Union says France should have stopped Peugeot cuts
PARIS (Reuters) - The head of France's hardline CGT union said it will not stand idly by and accept Peugeot's plan to cut 8,000 jobs and slammed the new Socialist government for failing to take emergency steps to prevent such layoffs.
The auto maker announced the closure of its Aulnay assembly plant near Paris on Thursday and a wave of other job cuts as it battles mounting losses at its core automotive division, setting it on a collision course with a government which has pledged to tackle unemployment running at a 12-year high.
Thibault said the government must act to prevent this latest action in a wave of recent domestic job cuts.
"We are not going to take for granted the brutal suppression of tens of thousands of jobs in our country," CGT Secretary General Bernard Thibault told France Inter radio.

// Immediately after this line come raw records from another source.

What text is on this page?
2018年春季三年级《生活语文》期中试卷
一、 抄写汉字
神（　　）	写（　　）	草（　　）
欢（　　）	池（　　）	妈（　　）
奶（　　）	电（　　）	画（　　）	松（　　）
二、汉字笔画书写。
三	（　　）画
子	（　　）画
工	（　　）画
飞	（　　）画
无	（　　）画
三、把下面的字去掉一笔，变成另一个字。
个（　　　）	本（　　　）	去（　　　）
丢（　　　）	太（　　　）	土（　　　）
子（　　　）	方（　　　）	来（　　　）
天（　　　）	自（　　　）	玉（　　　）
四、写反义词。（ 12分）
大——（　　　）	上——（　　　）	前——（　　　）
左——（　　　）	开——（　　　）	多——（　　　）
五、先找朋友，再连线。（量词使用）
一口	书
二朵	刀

"This illustrates the need to take urgent steps in the face of these restructurings, these firing plans."
He said that Prime Minister Jean-Marc Ayrault should have used a two-day social conference with unions and employers at the start of the week to head off the plan.
The CGT, France's second largest union in terms of members, is traditionally close to the Communist party and regarded as more strident than the larger CFDT, which has closer links to the Socialists.
Ayrault said on Tuesday the government would study measures to improve job security and lower the onerous social charges on labor - which employers say are making France increasingly uncompetitive - but announced no specific measures.
The head of the MEDEF employers chamber, Laurence Parisot, warned on Sunday that flagging orders and weak balance sheets at small- and medium-sized French companies could lead to a wave of bankruptcies.
Social Affairs Minister Marisol Touraine said Peugeot's decision was unacceptable after the company had accepted some 4 billion euros in state aid in recent years.